Sirolimus has been promoted as an agent to provide immunosuppression for kidney transplant recipients that, in contrast to calcineurin inhibitors, would not be nephrotoxic. However, several reports have observed proteinuria in patients treated with sirolimus, ranging from low grade to nephrotic range. Accordingly, we compared markers of tubular and glomerular damage in an ancillary study of a randomized trial comparing sirolimus and cyclosporine.


Single-center, open-label, randomized, prospective trial.


Patients undergoing cadaveric or living donor kidney transplant at the University Hospital in Basel, Switzerland, between January 2001 and July 2004.


Immunosuppression regimen consisting of cyclosporine, mycophenolate mofetil, and prednisone versus sirolimus, mycophenolate mofetil, and prednisone.


The primary outcome was kidney function, assessed using serum creatinine level. Secondary outcomes included patient and graft survival, number of rejections, and evidence of kidney damage, assessed using glomerular and tubular urine biomarker levels.


Urine and serum were collected at 0, 7, 30, and 90 days. Kidney function was estimated using serum creatinine level. Urinary markers included alpha(1)-microglobulin and retinol-binding protein (tubular), transferrin and albumin (glomerular), and semiquantitative assessment of glucosuria. Protocol kidney biopsies were performed at days 90 and 180.
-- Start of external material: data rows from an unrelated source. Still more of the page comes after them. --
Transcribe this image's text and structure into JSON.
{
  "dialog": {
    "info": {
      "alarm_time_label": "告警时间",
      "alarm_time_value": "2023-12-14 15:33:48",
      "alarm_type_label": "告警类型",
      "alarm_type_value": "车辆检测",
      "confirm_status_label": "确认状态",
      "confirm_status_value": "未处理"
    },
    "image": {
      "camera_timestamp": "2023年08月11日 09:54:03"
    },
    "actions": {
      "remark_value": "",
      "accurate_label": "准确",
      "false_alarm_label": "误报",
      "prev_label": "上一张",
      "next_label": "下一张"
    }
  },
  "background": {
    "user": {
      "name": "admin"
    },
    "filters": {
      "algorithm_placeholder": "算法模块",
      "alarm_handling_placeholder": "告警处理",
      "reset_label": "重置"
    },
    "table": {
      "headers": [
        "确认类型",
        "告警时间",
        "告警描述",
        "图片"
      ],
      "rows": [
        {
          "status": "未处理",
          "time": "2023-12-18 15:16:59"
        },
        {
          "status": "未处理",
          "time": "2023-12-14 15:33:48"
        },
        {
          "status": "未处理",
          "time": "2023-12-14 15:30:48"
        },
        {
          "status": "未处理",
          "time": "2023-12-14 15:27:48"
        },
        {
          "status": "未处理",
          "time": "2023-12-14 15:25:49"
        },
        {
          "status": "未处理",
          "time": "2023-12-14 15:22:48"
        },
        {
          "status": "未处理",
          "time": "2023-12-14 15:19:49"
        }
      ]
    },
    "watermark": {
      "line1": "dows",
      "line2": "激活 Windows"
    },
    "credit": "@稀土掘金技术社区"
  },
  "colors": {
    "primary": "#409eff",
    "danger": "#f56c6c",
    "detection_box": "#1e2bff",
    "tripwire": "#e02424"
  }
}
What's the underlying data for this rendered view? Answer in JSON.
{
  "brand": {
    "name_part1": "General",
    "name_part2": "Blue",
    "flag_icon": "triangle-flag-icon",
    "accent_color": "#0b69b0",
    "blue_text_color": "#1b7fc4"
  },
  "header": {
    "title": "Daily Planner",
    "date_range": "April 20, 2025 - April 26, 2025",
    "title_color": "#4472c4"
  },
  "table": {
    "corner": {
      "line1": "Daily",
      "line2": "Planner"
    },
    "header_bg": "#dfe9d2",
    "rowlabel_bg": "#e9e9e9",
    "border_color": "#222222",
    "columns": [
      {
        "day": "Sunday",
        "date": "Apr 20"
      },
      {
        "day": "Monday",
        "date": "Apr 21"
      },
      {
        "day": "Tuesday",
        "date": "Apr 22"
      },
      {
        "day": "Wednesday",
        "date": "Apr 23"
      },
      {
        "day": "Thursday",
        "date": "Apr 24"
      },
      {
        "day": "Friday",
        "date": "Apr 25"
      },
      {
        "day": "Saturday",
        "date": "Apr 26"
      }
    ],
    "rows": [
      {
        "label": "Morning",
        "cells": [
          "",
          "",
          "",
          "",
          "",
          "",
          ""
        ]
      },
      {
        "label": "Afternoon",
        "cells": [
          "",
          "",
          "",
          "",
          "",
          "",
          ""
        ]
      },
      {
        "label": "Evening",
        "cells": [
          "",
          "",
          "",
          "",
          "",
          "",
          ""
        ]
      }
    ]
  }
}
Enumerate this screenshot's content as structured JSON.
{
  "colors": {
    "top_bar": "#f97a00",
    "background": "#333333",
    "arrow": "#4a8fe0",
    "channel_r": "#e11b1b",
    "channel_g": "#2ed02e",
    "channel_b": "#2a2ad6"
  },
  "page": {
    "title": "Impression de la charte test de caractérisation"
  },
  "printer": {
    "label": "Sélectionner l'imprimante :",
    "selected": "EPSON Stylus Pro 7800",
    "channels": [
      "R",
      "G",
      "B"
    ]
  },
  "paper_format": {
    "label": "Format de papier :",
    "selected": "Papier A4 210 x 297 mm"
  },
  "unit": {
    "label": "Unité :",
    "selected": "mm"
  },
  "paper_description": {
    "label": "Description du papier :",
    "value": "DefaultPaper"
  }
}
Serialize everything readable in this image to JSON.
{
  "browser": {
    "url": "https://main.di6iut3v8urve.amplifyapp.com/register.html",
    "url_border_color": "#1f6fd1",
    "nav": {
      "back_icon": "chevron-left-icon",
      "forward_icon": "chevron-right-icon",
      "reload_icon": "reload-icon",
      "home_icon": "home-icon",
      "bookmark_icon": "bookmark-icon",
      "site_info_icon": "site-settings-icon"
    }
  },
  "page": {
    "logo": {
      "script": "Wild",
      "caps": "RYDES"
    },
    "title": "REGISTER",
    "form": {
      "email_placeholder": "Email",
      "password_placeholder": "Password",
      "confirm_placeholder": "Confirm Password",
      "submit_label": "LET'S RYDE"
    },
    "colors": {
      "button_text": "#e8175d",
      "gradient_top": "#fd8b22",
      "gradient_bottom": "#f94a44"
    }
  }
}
There were 63 patients randomly assigned to cyclosporine-based regimens, and 64, to sirolimus-based regimens. Kidney function was similar in both groups, whereas levels of markers associated with glomerular damage (albumin, 19.5 vs 8.96 mg/mmol creatinine; P < 0.001; transferrin, 13.1 vs 5.7 mg/mmol creatinine; P < 0.001) and those associated with tubular damage (alpha(1)-microglobulin, 11 vs 7.6 mg/mmol creatinine; P = 0.004; retinol-binding protein, 19.6 vs 9.6 mg/mmol creatinine; P = 0.002) were higher beginning at day 7 in patients randomly assigned to sirolimus therapy, with similar findings through day 90. Glucosuria incidence was higher in patients randomly assigned to sirolimus therapy beginning by day 30 (65% vs 30% on day 30; P = 0.002; 51% vs 22% on day 90; P < 0.001). On histologic examination, the overall severity of tubular lesions was significantly higher in patients randomly assigned to sirolimus therapy.


Small sample size, short-term follow-up likely insufficient to appreciate calcineurin-associated nephropathy.


Compared with a cyclosporine-based immunosuppression regimen, a sirolimus-based regimen is associated with de novo low-grade glomerular proteinuria, increased excretion of markers associated with tubular damage, and evidence of tubular damage on kidney biopsy.